Protect & Serve (Themselves!)

legalize heroin

When the place is robbed, the

When the place is robbed, the Feds will naturally say that it was done by someone on drugs.

Well good, that makes it easier to avoid the IRS.

This latest example of federal thuggery expands the treasonous acts committed by our criminal government. There is no amendment to the article describing what an act of treason is, Article 3 section 3. Waging war on the states, and providing aid and comfort to their enemies. How much more aid can our federal government provide? They've driven up the price, give them exemption from tax's, and made them rich, all while waging war on American's that disagree with their voodoo science policies. Drug laws are unconstitutional, nowhere in the constitution does it prohibit, or give the power to prohibit drugs. What we have is an unconstitutional government. Any and all laws that contradict the constitution are null and void on their face, and all those who support such laws no longer represent the US government, instant resignation, no lawyers, no trial, no appeal, no job, simple. And these idiots keep on "working" like they still have a job. It would be a misappropriation of funds to keep paying those who support the war on drugs, but apparently nobody told them.

This is anti-business.  Do

This is anti-business.  Do these morons want to improve the economy or help destroy it?  Medical marijuana is a boom!  Now get the fuck out of patient's lives and let the residual economic benefits trickle throughout the economy.

If you kick a dispensary out of business -- you leave a vacant retail space that is not easy to fill.  Let some pea brains shut down a dispensary industry in a region and you LOSE many jobs.  Hey Fed, we want more jobs not less, you freaks!  Medical marijuana fills retail space, creates jobs, brings new consumers to an economic area, and improves business for BANKS (!)

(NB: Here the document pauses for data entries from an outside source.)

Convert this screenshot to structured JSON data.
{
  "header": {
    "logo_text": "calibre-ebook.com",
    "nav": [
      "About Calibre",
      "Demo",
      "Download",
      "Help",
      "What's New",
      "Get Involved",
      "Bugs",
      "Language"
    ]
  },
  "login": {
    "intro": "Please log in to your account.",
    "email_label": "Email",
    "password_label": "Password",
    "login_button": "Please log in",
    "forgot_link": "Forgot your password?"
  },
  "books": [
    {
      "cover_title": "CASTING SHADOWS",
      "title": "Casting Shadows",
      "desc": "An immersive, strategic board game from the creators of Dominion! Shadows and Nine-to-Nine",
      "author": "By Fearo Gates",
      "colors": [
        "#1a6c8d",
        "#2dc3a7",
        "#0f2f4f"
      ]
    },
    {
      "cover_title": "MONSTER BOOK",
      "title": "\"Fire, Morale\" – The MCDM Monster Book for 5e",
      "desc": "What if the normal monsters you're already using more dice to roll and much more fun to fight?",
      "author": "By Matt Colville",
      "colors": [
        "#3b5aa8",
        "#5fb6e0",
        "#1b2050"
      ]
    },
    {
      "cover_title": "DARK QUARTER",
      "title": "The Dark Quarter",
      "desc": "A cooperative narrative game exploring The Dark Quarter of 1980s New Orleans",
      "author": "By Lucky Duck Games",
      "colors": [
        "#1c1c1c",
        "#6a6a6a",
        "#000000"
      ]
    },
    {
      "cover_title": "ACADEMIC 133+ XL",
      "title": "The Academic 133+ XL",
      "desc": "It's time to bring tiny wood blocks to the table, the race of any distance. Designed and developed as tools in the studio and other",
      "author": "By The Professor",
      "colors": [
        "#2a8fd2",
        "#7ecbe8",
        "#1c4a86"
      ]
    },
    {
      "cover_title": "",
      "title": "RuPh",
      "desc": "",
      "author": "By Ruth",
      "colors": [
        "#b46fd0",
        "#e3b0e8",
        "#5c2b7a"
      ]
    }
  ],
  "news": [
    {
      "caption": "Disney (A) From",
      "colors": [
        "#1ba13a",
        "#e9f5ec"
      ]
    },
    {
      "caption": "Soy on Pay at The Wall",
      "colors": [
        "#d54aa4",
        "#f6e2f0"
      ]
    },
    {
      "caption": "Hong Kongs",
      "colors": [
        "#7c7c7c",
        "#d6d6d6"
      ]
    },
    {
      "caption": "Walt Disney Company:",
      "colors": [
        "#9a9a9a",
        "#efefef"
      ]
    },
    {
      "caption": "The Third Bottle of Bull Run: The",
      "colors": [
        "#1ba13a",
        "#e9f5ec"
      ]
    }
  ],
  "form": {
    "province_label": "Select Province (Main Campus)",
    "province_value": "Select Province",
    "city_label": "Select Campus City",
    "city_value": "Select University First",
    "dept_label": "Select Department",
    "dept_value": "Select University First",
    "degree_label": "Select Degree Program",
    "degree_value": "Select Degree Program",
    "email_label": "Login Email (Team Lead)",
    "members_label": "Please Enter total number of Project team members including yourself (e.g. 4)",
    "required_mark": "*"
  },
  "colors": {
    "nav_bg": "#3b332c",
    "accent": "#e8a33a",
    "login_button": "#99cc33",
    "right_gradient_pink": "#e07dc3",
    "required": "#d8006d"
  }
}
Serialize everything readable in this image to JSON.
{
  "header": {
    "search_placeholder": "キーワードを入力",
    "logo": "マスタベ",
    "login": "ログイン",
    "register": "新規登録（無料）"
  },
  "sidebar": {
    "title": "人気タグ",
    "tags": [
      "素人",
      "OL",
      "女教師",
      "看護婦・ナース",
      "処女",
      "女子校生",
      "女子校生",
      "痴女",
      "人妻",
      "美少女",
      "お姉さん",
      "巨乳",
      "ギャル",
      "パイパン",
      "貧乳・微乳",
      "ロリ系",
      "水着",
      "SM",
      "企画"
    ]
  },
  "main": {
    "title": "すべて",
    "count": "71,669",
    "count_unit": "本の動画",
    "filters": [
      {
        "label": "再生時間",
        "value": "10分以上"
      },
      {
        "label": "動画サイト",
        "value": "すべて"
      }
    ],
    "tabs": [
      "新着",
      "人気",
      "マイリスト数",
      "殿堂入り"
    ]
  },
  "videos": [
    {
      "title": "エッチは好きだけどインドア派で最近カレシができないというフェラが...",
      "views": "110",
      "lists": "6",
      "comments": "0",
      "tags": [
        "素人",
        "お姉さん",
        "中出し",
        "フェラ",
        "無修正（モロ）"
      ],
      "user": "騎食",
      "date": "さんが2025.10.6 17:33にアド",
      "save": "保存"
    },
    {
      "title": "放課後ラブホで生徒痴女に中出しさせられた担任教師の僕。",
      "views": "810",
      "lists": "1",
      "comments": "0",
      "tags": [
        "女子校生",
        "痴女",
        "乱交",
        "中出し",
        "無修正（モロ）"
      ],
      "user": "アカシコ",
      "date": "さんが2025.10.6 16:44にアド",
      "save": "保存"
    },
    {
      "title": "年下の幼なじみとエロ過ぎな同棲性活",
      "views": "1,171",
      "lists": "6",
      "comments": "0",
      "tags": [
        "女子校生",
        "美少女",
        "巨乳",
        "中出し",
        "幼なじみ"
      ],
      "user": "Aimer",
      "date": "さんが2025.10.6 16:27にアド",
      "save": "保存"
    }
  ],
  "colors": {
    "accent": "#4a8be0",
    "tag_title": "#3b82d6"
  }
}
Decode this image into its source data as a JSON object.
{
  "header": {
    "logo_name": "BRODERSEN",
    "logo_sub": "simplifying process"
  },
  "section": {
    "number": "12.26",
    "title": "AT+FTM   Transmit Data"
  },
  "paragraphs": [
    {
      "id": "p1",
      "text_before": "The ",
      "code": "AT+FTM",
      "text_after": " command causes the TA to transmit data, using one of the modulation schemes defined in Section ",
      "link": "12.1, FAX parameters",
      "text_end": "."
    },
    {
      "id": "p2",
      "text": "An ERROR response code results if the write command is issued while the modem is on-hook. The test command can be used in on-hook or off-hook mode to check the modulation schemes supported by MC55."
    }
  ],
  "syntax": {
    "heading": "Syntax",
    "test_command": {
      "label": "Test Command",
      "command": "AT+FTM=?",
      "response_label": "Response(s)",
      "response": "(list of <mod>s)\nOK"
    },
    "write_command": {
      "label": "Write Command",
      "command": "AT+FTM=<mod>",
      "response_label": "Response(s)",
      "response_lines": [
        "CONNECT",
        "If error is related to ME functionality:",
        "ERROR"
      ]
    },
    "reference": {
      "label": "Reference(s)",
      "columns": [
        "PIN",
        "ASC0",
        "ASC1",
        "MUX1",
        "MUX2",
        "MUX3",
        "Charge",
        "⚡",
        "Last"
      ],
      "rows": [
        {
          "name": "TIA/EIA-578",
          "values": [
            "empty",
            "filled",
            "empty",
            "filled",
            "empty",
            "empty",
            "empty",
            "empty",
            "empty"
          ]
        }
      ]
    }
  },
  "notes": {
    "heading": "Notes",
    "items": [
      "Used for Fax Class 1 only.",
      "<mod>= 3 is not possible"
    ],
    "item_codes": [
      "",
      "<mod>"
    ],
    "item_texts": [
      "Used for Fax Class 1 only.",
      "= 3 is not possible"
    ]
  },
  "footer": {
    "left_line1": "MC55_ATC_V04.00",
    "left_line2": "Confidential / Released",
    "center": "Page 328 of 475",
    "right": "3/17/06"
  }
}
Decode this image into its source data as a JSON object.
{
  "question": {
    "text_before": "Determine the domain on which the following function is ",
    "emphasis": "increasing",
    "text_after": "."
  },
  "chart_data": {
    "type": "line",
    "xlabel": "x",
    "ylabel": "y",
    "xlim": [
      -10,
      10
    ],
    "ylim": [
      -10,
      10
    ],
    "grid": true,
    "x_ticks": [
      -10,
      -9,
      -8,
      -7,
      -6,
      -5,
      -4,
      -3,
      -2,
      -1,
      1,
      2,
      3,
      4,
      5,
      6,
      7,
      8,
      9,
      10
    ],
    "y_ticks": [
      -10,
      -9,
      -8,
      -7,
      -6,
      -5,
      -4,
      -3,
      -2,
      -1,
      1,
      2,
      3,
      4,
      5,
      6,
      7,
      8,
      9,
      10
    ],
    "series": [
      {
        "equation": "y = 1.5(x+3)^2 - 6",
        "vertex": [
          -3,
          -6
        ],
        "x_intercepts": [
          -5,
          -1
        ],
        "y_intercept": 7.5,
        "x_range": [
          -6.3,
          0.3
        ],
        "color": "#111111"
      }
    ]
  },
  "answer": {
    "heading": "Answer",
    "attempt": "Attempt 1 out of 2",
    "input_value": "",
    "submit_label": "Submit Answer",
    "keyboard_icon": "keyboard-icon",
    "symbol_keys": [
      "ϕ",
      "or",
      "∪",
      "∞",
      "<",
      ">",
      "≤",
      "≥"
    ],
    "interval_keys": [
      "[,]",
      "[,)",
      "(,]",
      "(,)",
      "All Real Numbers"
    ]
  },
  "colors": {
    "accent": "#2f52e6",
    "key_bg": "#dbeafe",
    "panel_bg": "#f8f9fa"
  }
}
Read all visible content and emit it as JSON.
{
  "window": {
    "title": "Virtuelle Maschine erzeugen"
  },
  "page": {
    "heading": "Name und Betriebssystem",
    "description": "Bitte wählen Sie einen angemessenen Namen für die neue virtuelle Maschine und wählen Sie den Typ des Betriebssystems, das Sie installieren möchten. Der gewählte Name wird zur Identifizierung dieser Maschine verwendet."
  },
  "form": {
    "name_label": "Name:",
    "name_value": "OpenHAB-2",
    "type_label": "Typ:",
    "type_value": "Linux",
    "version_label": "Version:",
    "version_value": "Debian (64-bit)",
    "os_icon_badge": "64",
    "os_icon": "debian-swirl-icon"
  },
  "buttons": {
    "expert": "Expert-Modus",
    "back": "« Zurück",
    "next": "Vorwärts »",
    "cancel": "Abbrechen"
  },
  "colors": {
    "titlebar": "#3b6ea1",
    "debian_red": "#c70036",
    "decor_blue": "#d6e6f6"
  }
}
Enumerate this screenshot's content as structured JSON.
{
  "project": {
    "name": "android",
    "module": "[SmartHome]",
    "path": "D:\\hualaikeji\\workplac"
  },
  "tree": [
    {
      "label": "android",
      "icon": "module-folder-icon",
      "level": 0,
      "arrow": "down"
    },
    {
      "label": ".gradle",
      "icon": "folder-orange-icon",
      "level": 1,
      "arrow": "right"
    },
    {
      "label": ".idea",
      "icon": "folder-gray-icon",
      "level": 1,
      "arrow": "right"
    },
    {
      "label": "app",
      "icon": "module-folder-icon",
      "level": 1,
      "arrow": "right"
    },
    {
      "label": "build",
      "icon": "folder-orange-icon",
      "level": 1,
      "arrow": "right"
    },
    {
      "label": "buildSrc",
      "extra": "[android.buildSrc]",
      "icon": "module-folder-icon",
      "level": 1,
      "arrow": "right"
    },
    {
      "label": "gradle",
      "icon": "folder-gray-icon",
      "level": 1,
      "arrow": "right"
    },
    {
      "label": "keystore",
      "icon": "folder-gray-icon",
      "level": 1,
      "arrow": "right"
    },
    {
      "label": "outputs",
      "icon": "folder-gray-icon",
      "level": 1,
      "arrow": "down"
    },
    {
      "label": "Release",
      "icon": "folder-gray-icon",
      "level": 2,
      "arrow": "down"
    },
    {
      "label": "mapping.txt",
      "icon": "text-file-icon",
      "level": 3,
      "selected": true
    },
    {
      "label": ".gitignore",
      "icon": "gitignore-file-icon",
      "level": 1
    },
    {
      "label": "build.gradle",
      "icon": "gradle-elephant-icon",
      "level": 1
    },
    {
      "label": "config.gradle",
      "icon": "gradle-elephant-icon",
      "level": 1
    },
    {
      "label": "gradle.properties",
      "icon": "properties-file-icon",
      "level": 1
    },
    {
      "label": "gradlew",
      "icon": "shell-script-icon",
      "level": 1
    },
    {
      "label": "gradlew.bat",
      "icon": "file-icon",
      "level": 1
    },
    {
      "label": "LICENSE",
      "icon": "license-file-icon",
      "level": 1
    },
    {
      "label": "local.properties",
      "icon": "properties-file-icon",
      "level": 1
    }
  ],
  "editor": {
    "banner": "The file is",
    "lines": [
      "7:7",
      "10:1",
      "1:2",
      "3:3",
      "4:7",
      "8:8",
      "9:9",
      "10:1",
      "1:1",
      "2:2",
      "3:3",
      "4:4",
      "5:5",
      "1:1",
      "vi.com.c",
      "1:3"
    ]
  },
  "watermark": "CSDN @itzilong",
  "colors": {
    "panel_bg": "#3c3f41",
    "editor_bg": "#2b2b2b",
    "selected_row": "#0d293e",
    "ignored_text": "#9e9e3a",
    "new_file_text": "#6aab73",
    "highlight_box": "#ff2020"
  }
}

Can we please have a little sanity to the discussion, instead of cowboys and guns?  Surely there must be some people working for the Fed govt that understand the value of allowing and encouraging new business?

Drug law

All drugs should be legalized ,just for the reason that it would keep all the large profits out of the trade so it should shut down gangs fighting for territory  or turf.it would get some taxes from some people and the ones wiyh out the money for the taxes ,for it is cheaper to try to help the getting them off the  strong drugs, which is  cheaper than putting them in jail.I could go on but will stop for now.People ar GUNNA do drug for recreation no matter what the laws are.This has been going on for over 40 years and it's stiklll the same so it must be keeping the police state going .Oh I lyed about shutting up.